Out of the dozens of ways I could format it, I went with the ever reliable Tree chart.
I took the lead from NaNoWriMo veteran, Katytastic, and arranged her method in a way that makes the most sense to me.
Even before I began, I was setting myself up to fail. I was using a 3 Act Structure for a 4 Act story. On top of that, I have somehow convinced myself that this will be a short story. Add to this the frustration of trying to get something to work the way you want it to, but you’re explaining yourself the wrong way, it was going to take more time to rearrange than to just start over again. Which I did. Because remember: It’s not a problem, it’s an opportunity.
So, let’s go over what we’ve learned. Keep in mind, I still attest that there is no wrong way to use Scrivener. For the sake of my own sanity, and just to see if I can do it, I’m sticking with the 3 Act structure for now.
What Didn’t Work?
Set Up, Conflict, Resolution. Beginning, Middle, End. Breakfast, Lunch, Dinner. I regarded everything in the green boxes as chapters, and everything in the red circles as scenes. Chapters were my notecards, scenes were… well, more notecards, but they weren’t connected or nested into anything else. My goal is to write my scene on a split screen with the notes taking up the other half. The way I originally set it up, wasn’t really friendly to the way I was doing it.
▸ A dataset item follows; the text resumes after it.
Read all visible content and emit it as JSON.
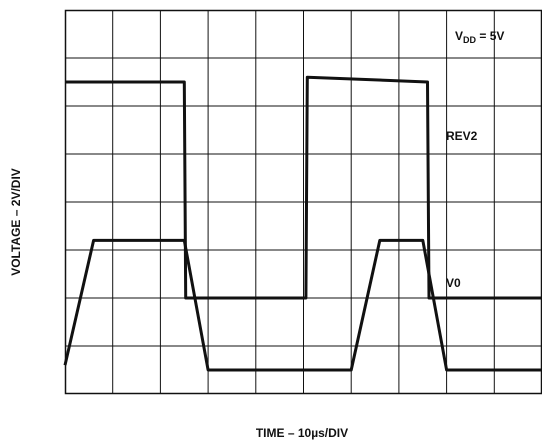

Most authors who use Scrivener prefer to utilize the corkboard view for the simple reason of labelling the cards to reflect different stages of completion until it’s finished. That’s what I wanted to do. Instead, I crammed the three corresponding points (red circles) into a document and shoved it under one card. I had no idea how to rework it, until I accidentally deleted it.
What Did Work?
Every so often, when things get a little too confusing and difficult, I find that a good ol’ Tabula Rasa is the best solution.
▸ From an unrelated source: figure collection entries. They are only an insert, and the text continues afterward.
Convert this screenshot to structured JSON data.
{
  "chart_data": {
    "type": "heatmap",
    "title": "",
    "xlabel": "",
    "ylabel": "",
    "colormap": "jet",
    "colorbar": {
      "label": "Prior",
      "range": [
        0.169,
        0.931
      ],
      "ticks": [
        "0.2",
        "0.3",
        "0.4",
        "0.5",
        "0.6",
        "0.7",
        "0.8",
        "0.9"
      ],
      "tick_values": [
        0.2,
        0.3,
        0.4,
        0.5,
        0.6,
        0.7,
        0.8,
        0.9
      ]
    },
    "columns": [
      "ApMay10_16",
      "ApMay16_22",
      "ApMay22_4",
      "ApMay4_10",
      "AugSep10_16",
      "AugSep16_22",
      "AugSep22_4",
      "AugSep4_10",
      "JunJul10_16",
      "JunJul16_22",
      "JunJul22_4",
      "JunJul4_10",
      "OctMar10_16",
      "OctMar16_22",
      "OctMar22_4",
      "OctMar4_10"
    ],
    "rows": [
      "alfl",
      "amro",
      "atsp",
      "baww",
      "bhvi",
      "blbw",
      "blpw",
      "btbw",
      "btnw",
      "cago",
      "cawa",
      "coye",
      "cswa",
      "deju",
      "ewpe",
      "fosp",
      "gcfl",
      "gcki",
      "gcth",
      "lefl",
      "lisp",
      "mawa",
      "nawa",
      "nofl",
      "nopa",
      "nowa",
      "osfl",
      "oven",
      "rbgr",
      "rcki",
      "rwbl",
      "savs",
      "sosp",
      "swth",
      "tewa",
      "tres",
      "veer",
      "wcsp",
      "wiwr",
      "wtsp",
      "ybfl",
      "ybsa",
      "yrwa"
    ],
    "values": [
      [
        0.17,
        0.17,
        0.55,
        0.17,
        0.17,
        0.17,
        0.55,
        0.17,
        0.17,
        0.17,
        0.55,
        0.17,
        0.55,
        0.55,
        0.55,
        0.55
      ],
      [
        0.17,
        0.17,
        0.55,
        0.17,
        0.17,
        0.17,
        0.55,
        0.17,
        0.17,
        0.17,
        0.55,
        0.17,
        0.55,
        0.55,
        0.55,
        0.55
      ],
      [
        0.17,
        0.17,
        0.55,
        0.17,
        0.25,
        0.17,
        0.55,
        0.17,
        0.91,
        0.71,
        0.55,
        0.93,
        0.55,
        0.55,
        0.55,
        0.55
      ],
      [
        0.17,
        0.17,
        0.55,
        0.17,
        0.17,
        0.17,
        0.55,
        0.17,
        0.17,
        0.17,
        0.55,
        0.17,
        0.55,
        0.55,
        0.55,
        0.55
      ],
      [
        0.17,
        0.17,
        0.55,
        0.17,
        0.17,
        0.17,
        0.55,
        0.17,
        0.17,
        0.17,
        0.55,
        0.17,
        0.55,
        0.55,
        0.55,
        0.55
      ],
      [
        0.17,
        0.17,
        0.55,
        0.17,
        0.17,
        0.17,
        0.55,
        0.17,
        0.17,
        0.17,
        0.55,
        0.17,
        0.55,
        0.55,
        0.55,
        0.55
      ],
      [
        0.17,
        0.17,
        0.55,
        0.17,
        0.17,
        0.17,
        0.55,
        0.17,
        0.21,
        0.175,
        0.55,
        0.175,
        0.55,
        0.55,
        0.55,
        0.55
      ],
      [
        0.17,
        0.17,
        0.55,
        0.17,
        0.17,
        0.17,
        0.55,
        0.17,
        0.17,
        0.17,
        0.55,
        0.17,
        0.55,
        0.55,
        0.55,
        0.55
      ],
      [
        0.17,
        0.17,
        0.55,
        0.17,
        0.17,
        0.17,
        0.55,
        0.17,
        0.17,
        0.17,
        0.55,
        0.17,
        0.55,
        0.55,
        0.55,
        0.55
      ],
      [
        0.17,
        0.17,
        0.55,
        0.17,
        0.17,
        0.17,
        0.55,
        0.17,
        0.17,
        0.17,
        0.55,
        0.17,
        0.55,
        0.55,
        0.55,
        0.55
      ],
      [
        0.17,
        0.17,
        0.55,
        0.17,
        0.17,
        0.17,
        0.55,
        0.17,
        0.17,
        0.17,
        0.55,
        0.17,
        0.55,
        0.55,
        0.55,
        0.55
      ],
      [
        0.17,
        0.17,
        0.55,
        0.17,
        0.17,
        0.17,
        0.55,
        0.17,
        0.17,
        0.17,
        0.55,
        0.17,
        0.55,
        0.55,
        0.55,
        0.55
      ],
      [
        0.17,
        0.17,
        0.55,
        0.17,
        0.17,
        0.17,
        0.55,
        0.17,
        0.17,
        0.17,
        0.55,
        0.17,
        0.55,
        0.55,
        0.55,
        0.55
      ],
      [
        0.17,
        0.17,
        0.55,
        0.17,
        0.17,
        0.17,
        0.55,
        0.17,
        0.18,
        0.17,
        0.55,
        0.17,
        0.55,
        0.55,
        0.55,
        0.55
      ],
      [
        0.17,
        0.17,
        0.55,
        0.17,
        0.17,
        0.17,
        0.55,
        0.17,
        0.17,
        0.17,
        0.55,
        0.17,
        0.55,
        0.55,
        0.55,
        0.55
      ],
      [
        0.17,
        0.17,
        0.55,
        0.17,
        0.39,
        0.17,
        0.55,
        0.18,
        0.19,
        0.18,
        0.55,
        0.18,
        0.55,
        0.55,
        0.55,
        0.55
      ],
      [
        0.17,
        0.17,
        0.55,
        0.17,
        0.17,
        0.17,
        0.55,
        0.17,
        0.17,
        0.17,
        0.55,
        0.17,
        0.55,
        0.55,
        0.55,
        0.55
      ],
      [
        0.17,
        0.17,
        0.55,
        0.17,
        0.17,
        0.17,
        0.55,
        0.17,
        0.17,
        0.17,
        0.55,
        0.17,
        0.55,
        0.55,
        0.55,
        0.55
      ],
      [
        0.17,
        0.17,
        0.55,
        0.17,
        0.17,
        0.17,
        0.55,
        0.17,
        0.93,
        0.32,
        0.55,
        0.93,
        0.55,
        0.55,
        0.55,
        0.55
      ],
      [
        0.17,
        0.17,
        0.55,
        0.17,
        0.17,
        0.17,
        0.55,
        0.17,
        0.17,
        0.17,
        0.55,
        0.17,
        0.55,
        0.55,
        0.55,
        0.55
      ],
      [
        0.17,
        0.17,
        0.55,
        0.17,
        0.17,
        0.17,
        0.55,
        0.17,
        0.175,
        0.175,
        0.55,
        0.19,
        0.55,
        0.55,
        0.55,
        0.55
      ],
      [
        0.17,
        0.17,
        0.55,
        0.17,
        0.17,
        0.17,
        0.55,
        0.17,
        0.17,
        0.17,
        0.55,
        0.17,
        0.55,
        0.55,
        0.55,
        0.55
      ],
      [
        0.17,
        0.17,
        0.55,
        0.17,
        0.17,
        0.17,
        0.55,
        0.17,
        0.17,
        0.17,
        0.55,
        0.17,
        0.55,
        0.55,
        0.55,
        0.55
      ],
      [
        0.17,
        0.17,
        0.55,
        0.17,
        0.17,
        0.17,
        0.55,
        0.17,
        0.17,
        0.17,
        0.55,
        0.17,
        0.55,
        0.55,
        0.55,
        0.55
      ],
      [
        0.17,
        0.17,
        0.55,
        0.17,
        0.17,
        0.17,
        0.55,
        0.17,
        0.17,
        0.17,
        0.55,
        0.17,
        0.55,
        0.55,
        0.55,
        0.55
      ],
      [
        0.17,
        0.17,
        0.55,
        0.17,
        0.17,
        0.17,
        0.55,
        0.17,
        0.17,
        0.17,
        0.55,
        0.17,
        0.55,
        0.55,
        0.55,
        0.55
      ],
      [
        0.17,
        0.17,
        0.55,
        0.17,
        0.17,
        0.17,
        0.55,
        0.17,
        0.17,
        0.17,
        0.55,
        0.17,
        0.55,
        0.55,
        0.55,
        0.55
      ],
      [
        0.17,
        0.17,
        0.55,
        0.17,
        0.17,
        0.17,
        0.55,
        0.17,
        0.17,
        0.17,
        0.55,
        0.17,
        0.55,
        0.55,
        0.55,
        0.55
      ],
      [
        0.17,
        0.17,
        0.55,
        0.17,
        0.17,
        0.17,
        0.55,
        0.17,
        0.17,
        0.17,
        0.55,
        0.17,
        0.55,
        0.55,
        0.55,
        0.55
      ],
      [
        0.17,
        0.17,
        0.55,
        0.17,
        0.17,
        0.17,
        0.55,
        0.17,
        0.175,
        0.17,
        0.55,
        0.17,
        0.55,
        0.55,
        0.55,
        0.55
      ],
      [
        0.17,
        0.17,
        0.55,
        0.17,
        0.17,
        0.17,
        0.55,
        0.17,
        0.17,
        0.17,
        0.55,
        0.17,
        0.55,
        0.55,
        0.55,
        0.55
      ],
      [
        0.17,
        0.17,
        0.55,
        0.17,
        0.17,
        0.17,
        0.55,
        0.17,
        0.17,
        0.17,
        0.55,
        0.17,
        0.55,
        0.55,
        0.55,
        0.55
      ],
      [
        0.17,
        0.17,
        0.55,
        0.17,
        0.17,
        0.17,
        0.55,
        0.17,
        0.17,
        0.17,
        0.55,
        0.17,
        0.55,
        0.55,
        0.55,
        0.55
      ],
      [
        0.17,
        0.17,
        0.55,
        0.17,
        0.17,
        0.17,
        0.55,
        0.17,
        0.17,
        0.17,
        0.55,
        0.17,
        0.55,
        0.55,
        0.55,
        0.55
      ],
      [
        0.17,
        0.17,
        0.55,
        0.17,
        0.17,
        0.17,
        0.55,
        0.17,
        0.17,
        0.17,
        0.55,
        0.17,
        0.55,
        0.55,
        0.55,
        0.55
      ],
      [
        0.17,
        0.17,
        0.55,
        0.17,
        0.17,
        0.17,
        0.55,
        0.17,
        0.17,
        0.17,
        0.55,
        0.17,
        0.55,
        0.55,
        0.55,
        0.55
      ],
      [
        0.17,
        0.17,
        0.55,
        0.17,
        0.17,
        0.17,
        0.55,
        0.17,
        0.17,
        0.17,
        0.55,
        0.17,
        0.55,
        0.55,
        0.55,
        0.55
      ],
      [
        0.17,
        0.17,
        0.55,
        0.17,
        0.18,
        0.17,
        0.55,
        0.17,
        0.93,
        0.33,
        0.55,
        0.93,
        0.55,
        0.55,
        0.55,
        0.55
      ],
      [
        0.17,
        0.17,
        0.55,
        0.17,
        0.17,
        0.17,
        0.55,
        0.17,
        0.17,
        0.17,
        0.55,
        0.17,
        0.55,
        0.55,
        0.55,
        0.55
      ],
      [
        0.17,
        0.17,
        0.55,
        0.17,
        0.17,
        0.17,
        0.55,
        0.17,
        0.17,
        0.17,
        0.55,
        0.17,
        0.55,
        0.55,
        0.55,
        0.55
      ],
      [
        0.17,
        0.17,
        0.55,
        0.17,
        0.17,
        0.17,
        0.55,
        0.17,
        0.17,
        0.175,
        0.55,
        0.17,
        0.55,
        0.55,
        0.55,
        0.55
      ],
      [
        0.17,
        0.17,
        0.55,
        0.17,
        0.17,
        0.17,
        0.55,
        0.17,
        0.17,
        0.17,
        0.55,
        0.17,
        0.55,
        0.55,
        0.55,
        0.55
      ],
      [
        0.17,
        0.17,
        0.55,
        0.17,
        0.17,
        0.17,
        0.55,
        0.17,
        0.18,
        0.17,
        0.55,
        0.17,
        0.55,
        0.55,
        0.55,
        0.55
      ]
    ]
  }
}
Starting over, I learned how to put subfolders into main folders.Then it was easier to make the cards I needed. A brief synopsis for every chapter, finer details on corresponding sheets to be used in conjunction with the draft, and then once completed, change the card from “To Do” to “First Draft” to “Second Draft” and so on.
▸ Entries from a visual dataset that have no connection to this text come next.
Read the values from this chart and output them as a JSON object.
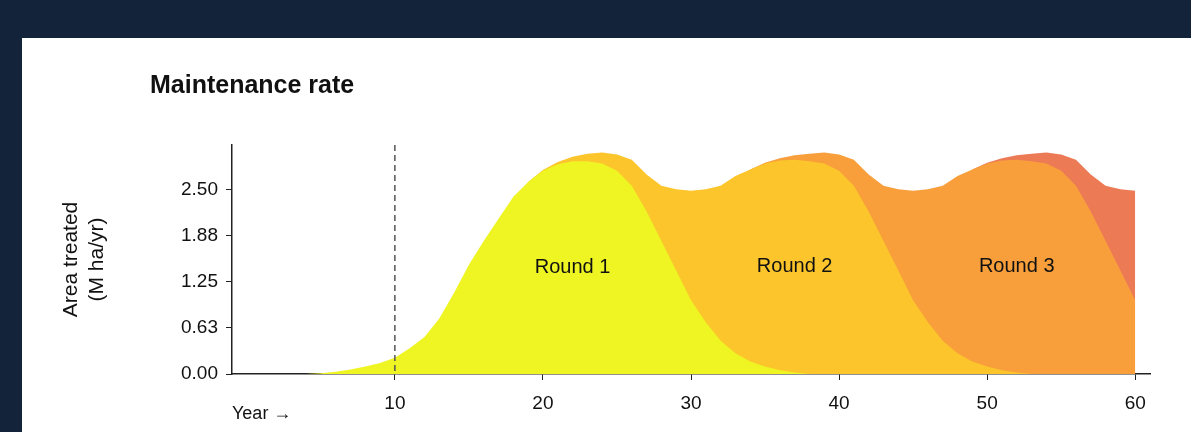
{
  "chart_data": {
    "type": "area",
    "title": "Maintenance rate",
    "xlabel": "Year →",
    "ylabel": "Area treated\n(M ha/yr)",
    "stacked": true,
    "legend": false,
    "grid": false,
    "x": [
      4,
      5,
      6,
      7,
      8,
      9,
      10,
      11,
      12,
      13,
      14,
      15,
      16,
      17,
      18,
      19,
      20,
      21,
      22,
      23,
      24,
      25,
      26,
      27,
      28,
      29,
      30,
      31,
      32,
      33,
      34,
      35,
      36,
      37,
      38,
      39,
      40,
      41,
      42,
      43,
      44,
      45,
      46,
      47,
      48,
      49,
      50,
      51,
      52,
      53,
      54,
      55,
      56,
      57,
      58,
      59,
      60
    ],
    "xlim": [
      -1,
      61
    ],
    "xticks": [
      10,
      20,
      30,
      40,
      50,
      60
    ],
    "ylim": [
      0,
      3.1
    ],
    "yticks": [
      {
        "value": 0,
        "label": "0.00"
      },
      {
        "value": 0.625,
        "label": "0.63"
      },
      {
        "value": 1.25,
        "label": "1.25"
      },
      {
        "value": 1.875,
        "label": "1.88"
      },
      {
        "value": 2.5,
        "label": "2.50"
      }
    ],
    "ref_lines": [
      {
        "axis": "x",
        "value": 10,
        "color": "#555555",
        "line_style": "dashed"
      }
    ],
    "series": [
      {
        "name": "Round 1",
        "color": "#eef522",
        "values": [
          0,
          0.01,
          0.03,
          0.06,
          0.1,
          0.15,
          0.22,
          0.35,
          0.5,
          0.75,
          1.1,
          1.48,
          1.8,
          2.1,
          2.4,
          2.6,
          2.75,
          2.84,
          2.88,
          2.88,
          2.85,
          2.75,
          2.55,
          2.2,
          1.8,
          1.4,
          1.0,
          0.7,
          0.45,
          0.28,
          0.17,
          0.1,
          0.05,
          0.02,
          0,
          null,
          null,
          null,
          null,
          null,
          null,
          null,
          null,
          null,
          null,
          null,
          null,
          null,
          null,
          null,
          null,
          null,
          null,
          null,
          null,
          null,
          null
        ]
      },
      {
        "name": "Round 2",
        "color": "#fbc52b",
        "values": [
          null,
          null,
          null,
          null,
          null,
          null,
          null,
          null,
          null,
          null,
          null,
          null,
          null,
          null,
          null,
          0,
          0.01,
          0.03,
          0.06,
          0.1,
          0.15,
          0.22,
          0.35,
          0.5,
          0.75,
          1.1,
          1.48,
          1.8,
          2.1,
          2.4,
          2.6,
          2.75,
          2.84,
          2.88,
          2.88,
          2.85,
          2.75,
          2.55,
          2.2,
          1.8,
          1.4,
          1.0,
          0.7,
          0.45,
          0.28,
          0.17,
          0.1,
          0.05,
          0.02,
          0,
          null,
          null,
          null,
          null,
          null,
          null,
          null
        ]
      },
      {
        "name": "Round 3",
        "color": "#f89f3c",
        "values": [
          null,
          null,
          null,
          null,
          null,
          null,
          null,
          null,
          null,
          null,
          null,
          null,
          null,
          null,
          null,
          null,
          null,
          null,
          null,
          null,
          null,
          null,
          null,
          null,
          null,
          null,
          null,
          null,
          null,
          null,
          0,
          0.01,
          0.03,
          0.06,
          0.1,
          0.15,
          0.22,
          0.35,
          0.5,
          0.75,
          1.1,
          1.48,
          1.8,
          2.1,
          2.4,
          2.6,
          2.75,
          2.84,
          2.88,
          2.88,
          2.85,
          2.75,
          2.55,
          2.2,
          1.8,
          1.4,
          1.0
        ]
      },
      {
        "color": "#ec7b55",
        "values": [
          null,
          null,
          null,
          null,
          null,
          null,
          null,
          null,
          null,
          null,
          null,
          null,
          null,
          null,
          null,
          null,
          null,
          null,
          null,
          null,
          null,
          null,
          null,
          null,
          null,
          null,
          null,
          null,
          null,
          null,
          null,
          null,
          null,
          null,
          null,
          null,
          null,
          null,
          null,
          null,
          null,
          null,
          null,
          null,
          null,
          0,
          0.01,
          0.03,
          0.06,
          0.1,
          0.15,
          0.22,
          0.35,
          0.5,
          0.75,
          1.1,
          1.48
        ]
      }
    ]
  }
}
“Butbutbut…what about the 4th Act?” I hear you say. Denouement, is my answer.
This was supposed to be a quick post,so I didn’t bother taking detailed screen shots this time. For a better explanation of what this whole post is about, here’s a video directly from the creator of Scrivener.
So in conclusion, what could have been a total disaster turned out to be my Eureka Moment. I’m sure more obstacles will come across my path soon enough, and I’ll do my best to report them as they do. As well as, of course, publish more snippets.